IM Global's Stuart Ford had easily sold the film all over the world, as he had Peli's previous film, the hand-held micro-budget horror flick Paranormal Activity. And that film's surprise box office performance this September, building from just a few screens to 1000 in a matter of weeks, and grossing over $106 million domestically, would seem to make the filmmaker's follow-up picture a hot ticket. Why wasn't Paramount's Adam Goodman buying the movie, if he wanted to stay in business with the guy who had brought him such a profitable phenomenon?
Well, CAA, producer Jason Blum, Room 101, Ford, and financeers Incentive Filmed Entertainment and Aramid Entertainment Fund all thought they could make some significant change. And they were asking for too much money for the $5 million story about teens who find aliens in the Nevada desert. When Paramount finally stepped up to a slightly reduced minimum guarantee, the deal was made.
Paramount bought the movie for high-seven figures. And that, in today's marketplace, is news. These days, independently financed movies have to raise P & A along with their budgets, because most filmmakers now have to pay distributors to service their releases for them. The old days of selling a movie to domestic distributor are long gone. It's rare now.
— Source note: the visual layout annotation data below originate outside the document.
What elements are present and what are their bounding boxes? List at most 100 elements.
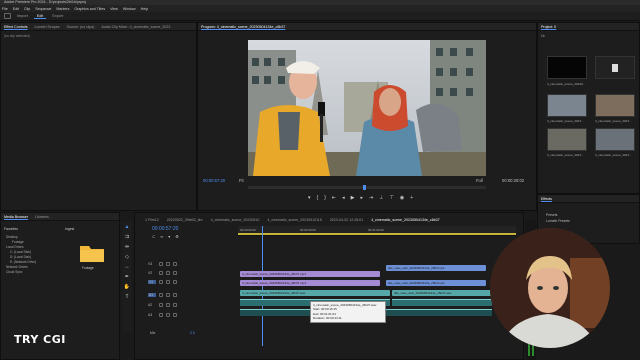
workspace-import[interactable]: Import: [14, 14, 31, 18]
quality-select[interactable]: Full: [476, 178, 483, 183]
timeline-ruler[interactable]: 00:00:00:00 00:00:30:00 00:01:00:00: [238, 226, 516, 236]
project-item-3[interactable]: [547, 94, 587, 117]
clip-v1-a[interactable]: 4_cinematic_scene_20230504134e_c8b37.mp4: [240, 280, 380, 286]
project-item-6[interactable]: [595, 128, 635, 151]
slip-icon[interactable]: ↔: [125, 264, 130, 270]
out-point-icon[interactable]: }: [324, 195, 326, 201]
lock-icon[interactable]: [159, 312, 163, 317]
lock-icon[interactable]: [159, 270, 163, 275]
project-item-1[interactable]: [547, 56, 587, 79]
lock-icon[interactable]: [159, 279, 163, 284]
seq-tab-2[interactable]: 20220522_39tb02_tlm: [167, 218, 203, 222]
menu-edit[interactable]: Edit: [13, 7, 19, 11]
menu-help[interactable]: Help: [141, 7, 148, 11]
project-item-4[interactable]: [595, 94, 635, 117]
linked-selection-icon[interactable]: ∞: [160, 234, 163, 239]
mute-icon[interactable]: [166, 292, 170, 297]
eye-icon[interactable]: [173, 261, 177, 266]
tab-source[interactable]: Source: (no clips): [66, 25, 94, 29]
tree-cloud-sync[interactable]: Cloud Sync: [6, 270, 36, 275]
clip-a2b-waveform[interactable]: [392, 299, 492, 306]
add-button-icon[interactable]: +: [410, 195, 413, 201]
lock-icon[interactable]: [159, 302, 163, 307]
timeline-settings-icon[interactable]: ⚙: [175, 234, 179, 239]
play-icon[interactable]: ▶: [351, 195, 355, 201]
tab-media-browser[interactable]: Media Browser: [4, 215, 28, 219]
effects-lumetri-presets[interactable]: Lumetri Presets: [546, 219, 570, 223]
go-to-out-icon[interactable]: ⇥: [369, 195, 373, 201]
tab-program[interactable]: Program: 4_cinematic_scene_20230504134e_…: [201, 25, 285, 29]
clip-a1-a[interactable]: 4_cinematic_scene_20230504134e_c8b37.wav: [240, 290, 390, 296]
lock-icon[interactable]: [159, 292, 163, 297]
pen-icon[interactable]: ✒: [125, 274, 129, 280]
folder-icon[interactable]: [79, 243, 105, 263]
sync-icon[interactable]: [166, 261, 170, 266]
tab-libraries[interactable]: Libraries: [35, 215, 49, 219]
project-item-5[interactable]: [547, 128, 587, 151]
home-icon[interactable]: [4, 13, 11, 19]
track-v1-label[interactable]: V1: [148, 279, 156, 284]
menu-graphics[interactable]: Graphics and Titles: [74, 7, 105, 11]
go-to-in-icon[interactable]: ⇤: [332, 195, 336, 201]
ingest-checkbox[interactable]: Ingest: [65, 227, 74, 231]
tab-effect-controls[interactable]: Effect Controls: [4, 25, 28, 29]
seq-tab-5[interactable]: 2023-04-02 12:28:01: [330, 218, 363, 222]
lift-icon[interactable]: ⊥: [379, 195, 383, 201]
menu-sequence[interactable]: Sequence: [35, 7, 51, 11]
sync-icon[interactable]: [166, 270, 170, 275]
seq-tab-6[interactable]: 4_cinematic_scene_20230504134e_c8b37: [371, 218, 440, 222]
seq-tab-3[interactable]: 4_cinematic_scene_20230510: [211, 218, 260, 222]
export-frame-icon[interactable]: ◉: [400, 195, 404, 201]
program-scrubber[interactable]: [248, 185, 486, 190]
track-select-icon[interactable]: ⇉: [125, 234, 129, 240]
solo-icon[interactable]: [173, 292, 177, 297]
fit-select[interactable]: Fit: [239, 178, 244, 183]
playhead-marker[interactable]: [363, 185, 366, 190]
sync-icon[interactable]: [166, 279, 170, 284]
seq-tab-1[interactable]: 1 Film12: [145, 218, 159, 222]
clip-v2-a[interactable]: 4_cinematic_scene_20230504134e_c8b37.mp4: [240, 271, 380, 277]
mute-icon[interactable]: [166, 312, 170, 317]
program-timecode-left[interactable]: 00:00:57:20: [203, 178, 225, 183]
tab-audio-clip-mixer[interactable]: Audio Clip Mixer: 4_cinematic_scene_2023: [101, 25, 170, 29]
menu-clip[interactable]: Clip: [24, 7, 30, 11]
effects-presets[interactable]: Presets: [546, 213, 558, 217]
program-video-frame[interactable]: [248, 40, 486, 176]
menu-view[interactable]: View: [110, 7, 118, 11]
workspace-export[interactable]: Export: [49, 14, 66, 18]
mix-value[interactable]: 0.0: [190, 331, 195, 335]
in-point-icon[interactable]: {: [317, 195, 319, 201]
menu-markers[interactable]: Markers: [56, 7, 69, 11]
eye-icon[interactable]: [173, 279, 177, 284]
clip-v2-b[interactable]: title_case_web_20230504134e_c8b3.mp4: [386, 265, 486, 271]
add-marker-icon[interactable]: ▾: [168, 234, 170, 239]
solo-icon[interactable]: [173, 302, 177, 307]
solo-icon[interactable]: [173, 312, 177, 317]
track-a1-label[interactable]: A1: [148, 292, 156, 297]
workspace-edit[interactable]: Edit: [33, 14, 47, 19]
menu-file[interactable]: File: [2, 7, 8, 11]
step-back-icon[interactable]: ◂: [342, 195, 345, 201]
menu-window[interactable]: Window: [123, 7, 136, 11]
tab-project[interactable]: Project: 0: [541, 25, 556, 29]
snap-icon[interactable]: ⊂: [152, 234, 155, 239]
tab-effects[interactable]: Effects: [541, 197, 552, 201]
timeline-timecode[interactable]: 00:00:57:20: [152, 226, 178, 232]
clip-v1-b[interactable]: title_case_web_20230504134e_c8b3.mp4: [386, 280, 486, 286]
razor-icon[interactable]: ◇: [125, 254, 129, 260]
timeline-playhead[interactable]: [262, 226, 263, 346]
selection-tool-icon[interactable]: ▲: [125, 224, 130, 230]
ripple-edit-icon[interactable]: ⇹: [125, 244, 129, 250]
eye-icon[interactable]: [173, 270, 177, 275]
lock-icon[interactable]: [159, 261, 163, 266]
work-area-bar[interactable]: [238, 233, 516, 235]
seq-tab-4[interactable]: 4_cinematic_scene_20230510115: [267, 218, 321, 222]
project-item-2[interactable]: [595, 56, 635, 79]
step-forward-icon[interactable]: ▸: [360, 195, 363, 201]
marker-icon[interactable]: ▾: [308, 195, 311, 201]
mute-icon[interactable]: [166, 302, 170, 307]
tab-lumetri-scopes[interactable]: Lumetri Scopes: [35, 25, 60, 29]
type-icon[interactable]: T: [125, 294, 128, 300]
extract-icon[interactable]: ⊤: [390, 195, 394, 201]
clip-a1-b[interactable]: title_case_web_20230504134e_c8b37.wav: [392, 290, 492, 296]
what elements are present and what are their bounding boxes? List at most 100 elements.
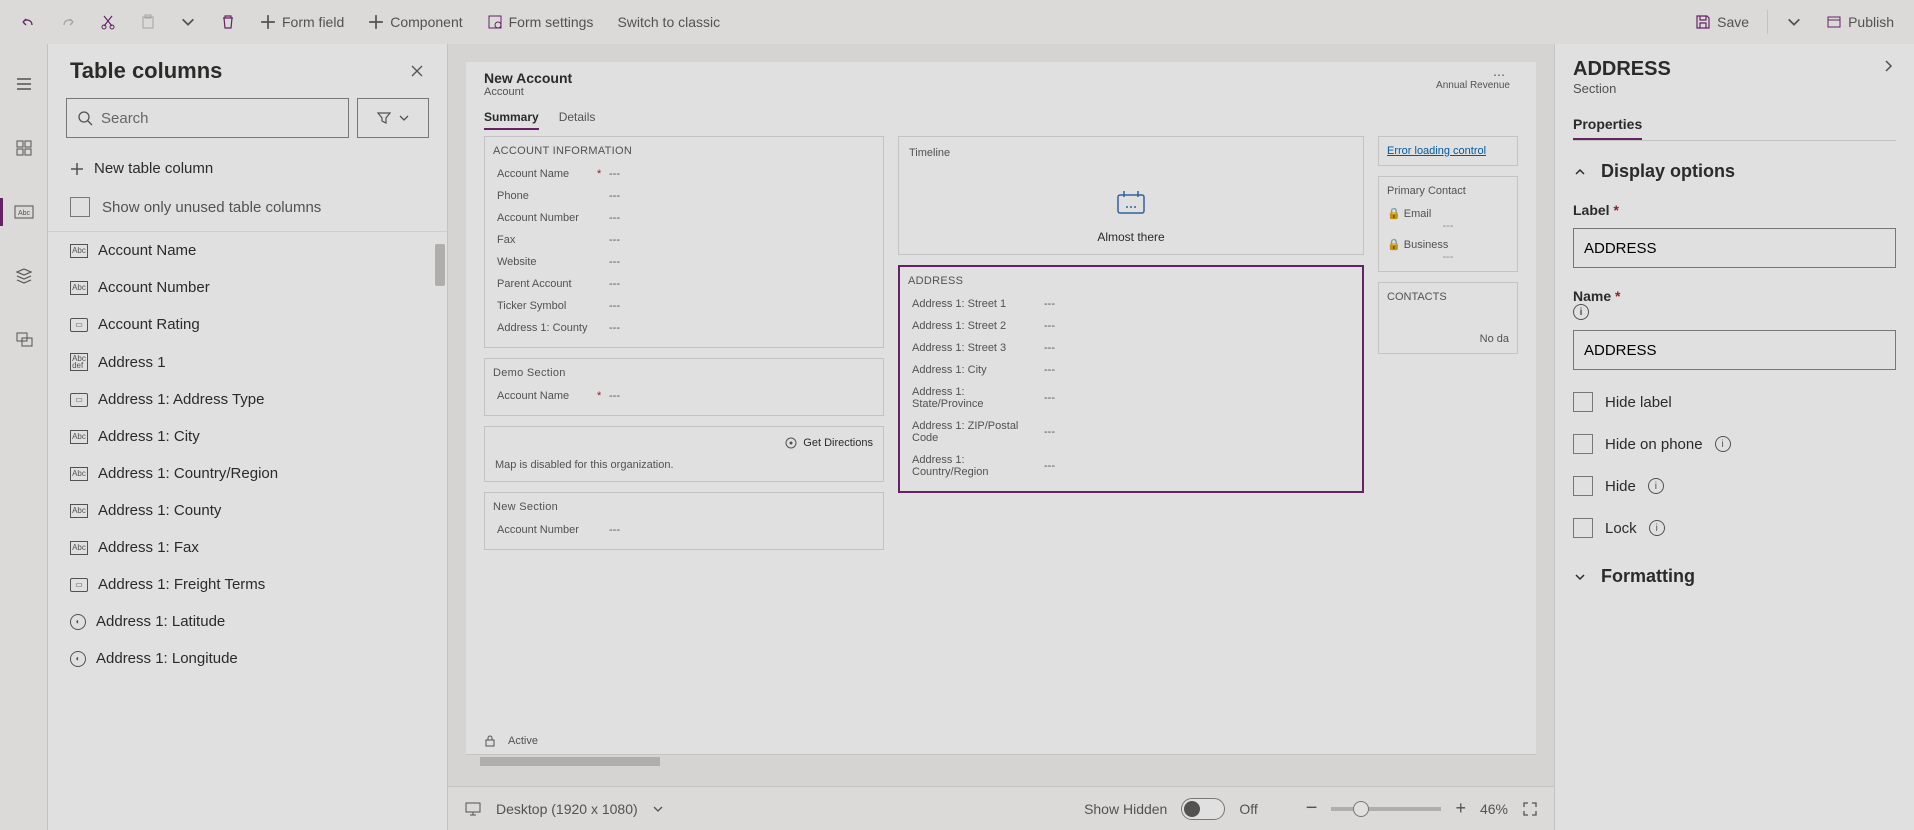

The film wrapped three weeks ago. And Paramount has it set for 2010 release. "Now we're beginning to be in profit," said Blum. Will Paramount repeat its innovative grassroots marketing strategy? "I believe there is something to the idea of doing less with more," said Blum, "and getting a studio machine behind small films of any genre. But the movies have to be standouts. There has to be potential for broad appeal, and most movies like that are genre movies. There is no expectation that they will try and repeat what they did before. The studio has shown they can get behind big movies and little movies. But for this film the release strategy has to be different. Oren Peli isn't an unknown anymore."